How to make a Wikipedian angry


Rates of confirmed plagiarism among articles written by different groups of users, including both blatant plagiarism and subtler close paraphrasing

Adding plagiarism to an article is one of the quickest ways to make a Wikipedian angry. It undermines the integrity of Wikipedia — contributors only have the right to release their own work under our free license — and it takes a lot of work to clean up. And as a community of writers, we take original authorship very seriously.

The Wikipedia Education Program helps professors run Wikipedia assignments, where students improve Wikipedia as part of their class. (Want to get involved as an instructor, or as a volunteer to help classes get started? Get in touch.) And when student editors plagiarize in their Wikipedia contributions, no one is happy.

To try to better understand the problem of plagiarism — across Wikipedia, and among student editors in particular — my team at Wikimedia Foundation recently did a little research project. We identified English Wikipedia articles by student editors in the U.S. and Canada editions of the Wikipedia Education Program, as well as articles by a set of other editors who were statistically similar to the students, new editors from different years, and veteran Wikipedians. Then we worked with a company called TaskUs to put each of the articles through a commercial plagiarism checker. The first results we got showed shockingly high rates of plagiarism for every group. But the majority of these were actually cases of other sites copying Wikipedia, so we went through manually to confirm which ones were actually plagiarism. (It's amazing where you'll find the work of Wikipedia editors, across the web and even in print sources.)

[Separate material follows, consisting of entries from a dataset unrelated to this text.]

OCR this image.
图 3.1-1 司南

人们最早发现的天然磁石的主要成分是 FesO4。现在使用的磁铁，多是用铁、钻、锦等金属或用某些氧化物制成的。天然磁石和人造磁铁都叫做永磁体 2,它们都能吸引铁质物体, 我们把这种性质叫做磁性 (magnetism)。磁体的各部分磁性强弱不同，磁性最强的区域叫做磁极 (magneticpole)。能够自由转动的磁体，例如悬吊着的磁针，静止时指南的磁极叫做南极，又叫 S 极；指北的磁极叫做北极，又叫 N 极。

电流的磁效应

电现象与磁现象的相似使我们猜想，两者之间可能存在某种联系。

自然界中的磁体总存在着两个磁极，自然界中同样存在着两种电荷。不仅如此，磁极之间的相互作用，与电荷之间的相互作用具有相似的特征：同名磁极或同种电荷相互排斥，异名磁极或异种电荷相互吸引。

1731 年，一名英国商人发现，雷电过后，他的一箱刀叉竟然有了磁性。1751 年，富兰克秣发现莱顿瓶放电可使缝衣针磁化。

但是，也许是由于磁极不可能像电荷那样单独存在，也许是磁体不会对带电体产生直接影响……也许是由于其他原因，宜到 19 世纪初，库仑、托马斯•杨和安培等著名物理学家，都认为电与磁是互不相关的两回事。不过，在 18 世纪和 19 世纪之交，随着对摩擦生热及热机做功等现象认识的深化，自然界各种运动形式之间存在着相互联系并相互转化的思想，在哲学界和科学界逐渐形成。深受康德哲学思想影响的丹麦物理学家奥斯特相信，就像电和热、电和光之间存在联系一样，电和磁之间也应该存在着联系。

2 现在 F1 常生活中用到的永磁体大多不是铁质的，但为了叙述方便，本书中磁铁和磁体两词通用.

We found in the end that for new articles by new users during the years 2006, 2009, and 2012, the rate of confirmed plagiarism was 10–12 percent. For new articles by student editors, it was 5 percent, while for the control group of non-student editors who had similar editing patterns, the confirmed plagiarism rate in their new articles topped 13 percent. We found higher rates of plagiarism in articles expanded by student editors: around 8.5 percent. There is no control group to compare for the expanded articles, but we would expect higher rates of plagiarism in expanded articles in general, since there are fewer barriers to expanding an article on English Wikipedian than for creating a new one. We also looked at plagiarism rates — for new and expanded articles — among the early contributions by admins, as well as the most prolific editors who are not admins. For both of those groups, we found rates around 3 percent — some of which was actually added originally by others, and then built upon by the now-experienced editors.

These numbers aren't perfect, and there's still much we don't about plagiarism on Wikipedia. (On the research page, you can also check out the details of the project, see the caveats of the methodology, and download the raw data.) For this study, we're not sure just how much plagiarism slipped through without being detected, nor whether the types of sources plagiarized by student editors were more likely to slip through. But it gives us a basic idea of the prevalence of plagiarism among new editors.

For student editors in particular, because we get the chance to provide more structured guidance and training than with the typical newcomer, we think we can do better. Based on what we found in this plagiarism research, we've created a new video for the student training modules that explains what plagiarism is, why it's bad for Wikipedia, and what happens when editors get caught plagiarizing.